In the video below, you can see their rapid acceleration and deceleration. They’re at rest for double the time that they’re actually moving! Watching the strobe at regular speed, I wouldn’t have guessed this at all. They’re spending more time checking the ground with their antennae than they are moving. And, they clearly are making a solid tap on the surface because their antennae mark the smoked glass as much as their feet do.

opis-tracks-for-web.mp4

I didn’t walk into this work with any particular hypothesis. I first wanted to actually see what strobing was before I tried to develop a clear idea about why they’re doing it! And now that I see what strobing is, well, I’m more boggled. Which is so cool, don’t you love a good mystery? We’ve got a few wacky ideas. The most sensible one is that the ants are running so fast, that their brains can’t keep up with the visual input, so they need to stop so that their brain’s can make sense of the input. This might sound far-fetched, but this is apparently what some extremely fast-running beetles do.

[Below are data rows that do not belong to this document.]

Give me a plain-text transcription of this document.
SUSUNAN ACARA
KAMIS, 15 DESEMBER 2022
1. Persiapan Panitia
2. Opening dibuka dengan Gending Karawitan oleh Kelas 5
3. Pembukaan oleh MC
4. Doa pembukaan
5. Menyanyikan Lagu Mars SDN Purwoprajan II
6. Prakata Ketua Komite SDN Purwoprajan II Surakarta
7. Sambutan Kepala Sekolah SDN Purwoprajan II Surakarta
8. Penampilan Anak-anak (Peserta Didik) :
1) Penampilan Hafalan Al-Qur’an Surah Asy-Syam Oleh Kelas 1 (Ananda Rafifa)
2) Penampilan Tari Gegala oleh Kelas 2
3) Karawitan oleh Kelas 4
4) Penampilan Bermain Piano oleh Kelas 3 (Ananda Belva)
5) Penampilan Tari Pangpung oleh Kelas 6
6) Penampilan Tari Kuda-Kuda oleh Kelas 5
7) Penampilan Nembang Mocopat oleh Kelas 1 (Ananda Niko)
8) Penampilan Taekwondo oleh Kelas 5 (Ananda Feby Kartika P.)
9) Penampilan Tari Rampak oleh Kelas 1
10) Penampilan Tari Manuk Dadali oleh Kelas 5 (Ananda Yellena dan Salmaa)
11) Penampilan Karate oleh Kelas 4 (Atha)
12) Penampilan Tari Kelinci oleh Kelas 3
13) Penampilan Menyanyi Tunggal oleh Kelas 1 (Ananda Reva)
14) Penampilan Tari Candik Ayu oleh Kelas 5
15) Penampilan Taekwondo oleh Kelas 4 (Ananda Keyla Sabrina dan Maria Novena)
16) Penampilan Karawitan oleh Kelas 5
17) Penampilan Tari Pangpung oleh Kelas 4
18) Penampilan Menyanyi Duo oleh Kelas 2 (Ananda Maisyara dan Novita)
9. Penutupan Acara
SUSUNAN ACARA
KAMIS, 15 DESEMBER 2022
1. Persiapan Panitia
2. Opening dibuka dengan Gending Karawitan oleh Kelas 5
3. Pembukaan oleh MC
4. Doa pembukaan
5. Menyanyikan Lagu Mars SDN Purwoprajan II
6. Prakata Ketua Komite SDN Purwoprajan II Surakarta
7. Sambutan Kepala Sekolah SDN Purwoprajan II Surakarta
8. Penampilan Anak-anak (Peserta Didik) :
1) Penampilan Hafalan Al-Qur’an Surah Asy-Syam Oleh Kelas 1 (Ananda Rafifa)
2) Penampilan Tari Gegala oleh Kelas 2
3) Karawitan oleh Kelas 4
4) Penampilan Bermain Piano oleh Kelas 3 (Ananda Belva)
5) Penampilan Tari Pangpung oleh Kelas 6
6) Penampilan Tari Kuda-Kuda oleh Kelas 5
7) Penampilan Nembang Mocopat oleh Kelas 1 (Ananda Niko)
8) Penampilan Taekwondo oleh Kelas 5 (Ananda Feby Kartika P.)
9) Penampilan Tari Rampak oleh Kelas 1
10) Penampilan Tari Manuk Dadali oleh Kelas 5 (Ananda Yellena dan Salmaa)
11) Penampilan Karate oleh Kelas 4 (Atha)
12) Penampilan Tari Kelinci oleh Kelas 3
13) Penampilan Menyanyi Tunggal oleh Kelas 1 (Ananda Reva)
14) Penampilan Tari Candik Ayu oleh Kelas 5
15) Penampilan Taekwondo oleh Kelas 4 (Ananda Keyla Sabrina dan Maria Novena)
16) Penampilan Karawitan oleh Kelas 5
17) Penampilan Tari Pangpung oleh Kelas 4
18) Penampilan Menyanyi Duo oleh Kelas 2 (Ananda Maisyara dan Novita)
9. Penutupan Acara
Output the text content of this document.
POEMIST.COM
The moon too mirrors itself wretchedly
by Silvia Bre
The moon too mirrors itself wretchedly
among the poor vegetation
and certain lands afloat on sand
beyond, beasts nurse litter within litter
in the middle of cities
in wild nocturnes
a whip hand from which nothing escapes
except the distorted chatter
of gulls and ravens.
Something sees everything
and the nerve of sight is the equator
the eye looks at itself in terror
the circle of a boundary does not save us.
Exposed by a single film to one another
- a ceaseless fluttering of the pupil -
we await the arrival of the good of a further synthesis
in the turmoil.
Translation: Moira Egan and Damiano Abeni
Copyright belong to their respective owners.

There are some other insects that do the strobe-walk, and one thing they have in common is mighty big eyes. We don’t have a Unified Theory of Strobe Gait, but maybe we’ve done a bit more to inspire folks to work on this. If you’ve got an iPhone, this is something that you can do on your own, too!

Our paper with these results, and more, has just come to press:

Waters, J.S., and T.P. McGlynn 2018. Natural history observations and kinematics of strobing in Australian strobe ants, Opisthopsis haddoni (Hymenoptera: Formicidae). Myrmecological News 27: 7-11.

I don’t have any immediate plans to go back to work with strobe ants, though it would be fun.